A new study into further improvements on the A55 at Penmaenbach near Conwy is to begin soon.
Where the mountains meet the sea is also a road engineering headache
Improvement work costing millions of pounds has recently been completed on the network of tunnels and bridges which carry traffic round the headland.
The Welsh Assembly Government has already promised to look at the option of a new road tunnel there.
The main priority of the new study is to look at road conditions and safety.
Strengthening work costing £1.5m on improving barriers between the carrigeway and the railway was completed recently.
Haulier Glyn Edwards said the twists and turns in the Chester-bound carriageway were difficult for lorry drivers.
"When you go around there and you get a car at the side of you, you have to really watch you don't catch it in the bonnet," said Mr Edwards.
"It's difficult if you get a large van to the side of you, it can get very close to the wall."
Conwy councillor and cabnet member Gareth Jones is worried that the road in its current state could have an impact on jobs and tourism.
"We've got an expresssway but the flow of traffic and the speed is being undermined, it's a second rate kind of expressway," said Mr Jones.
One of the options open to the assembly government is building a new tunnel, which it promised to look at in March 2003.
It has now announced that consultant engineers are to examine road alignment and safety on the stretch.

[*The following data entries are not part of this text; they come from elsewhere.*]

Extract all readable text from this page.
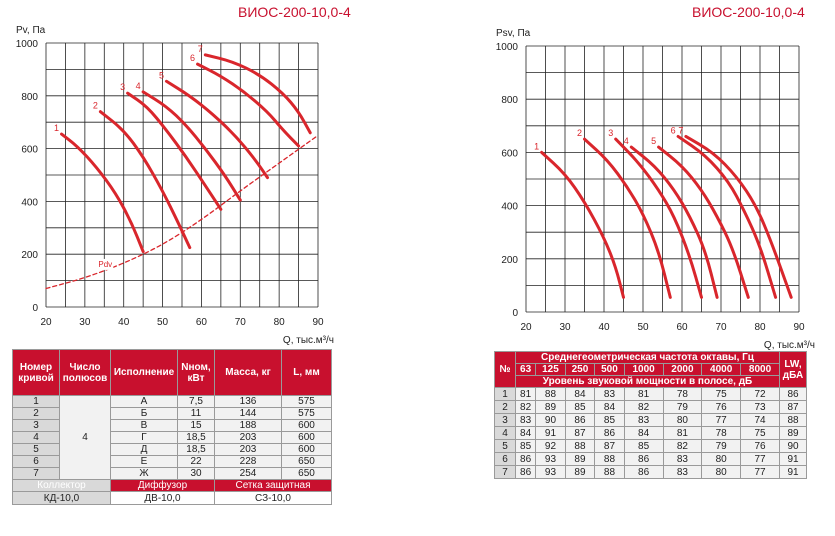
ВИОС-200-10,0-4	ВИОС-200-10,0-4
20	30	40	50	60	70	80	90
0
200
400
600
800
1000
Pv, Па
Q, тыс.м³/ч
1
2
3 4
5
6
7
Pdv
20	30	40	50	60	70	80	90
0
200
400
600
800
1000
Psv, Па
Q, тыс.м³/ч
1
2	3
4 5
6 7
Номер кривой	Число полюсов	Исполнение	Nном, кВт	Масса, кг	L, мм
1	4	А	7,5	136	575
2		Б	11	144	575
3		В	15	188	600
4		Г	18,5	203	600
5		Д	18,5	203	600
6		Е	22	228	650
7		Ж	30	254	650
Коллектор		Диффузор		Сетка защитная	
КД-10,0		ДВ-10,0		СЗ-10,0	
№	Среднегеометрическая частота октавы, Гц								LW, дБА
	63	125	250	500	1000	2000	4000	8000	
	Уровень звуковой мощности в полосе, дБ								
1	81	88	84	83	81	78	75	72	86
2	82	89	85	84	82	79	76	73	87
3	83	90	86	85	83	80	77	74	88
4	84	91	87	86	84	81	78	75	89
5	85	92	88	87	85	82	79	76	90
6	86	93	89	88	86	83	80	77	91
7	86	93	89	88	86	83	80	77	91
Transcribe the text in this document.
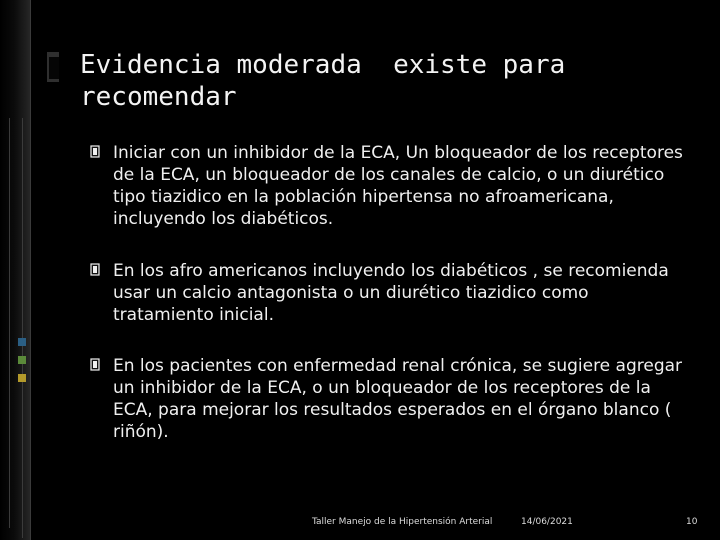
Evidencia moderada  existe para
recomendar
Iniciar con un inhibidor de la ECA, Un bloqueador de los receptores de la ECA, un bloqueador de los canales de calcio, o un diurético tipo tiazidico en la población hipertensa no afroamericana, incluyendo los diabéticos.
En los afro americanos incluyendo los diabéticos , se recomienda usar un calcio antagonista o un diurético tiazidico como tratamiento inicial.
En los pacientes con enfermedad renal crónica, se sugiere agregar un inhibidor de la ECA, o un bloqueador de los receptores de la ECA, para mejorar los resultados esperados en el órgano blanco ( riñón).
Taller Manejo de la Hipertensión Arterial	14/06/2021	10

An assembly government spokesman said the feasibility study would produce options for improvements between junctions 16 and 17, a two-and-a-half mile stretch.
David Williams, chairman of the North Wales Business Club said: "I take the point that the tunnel isn't ideal, but we have to live in the real world."
He said the whole issue of transport in north Wales needed to be considered.
"My concern is getting the infrastructure right on all counts, including the railway and one of the key aspects that we could expect to improve the economic well-being of this area would be the electrification of the line from Holyhead to Chester."
The assembly government is to spend £175m over the next four years on trunk roads in Wales, as well as look at rail transport issues.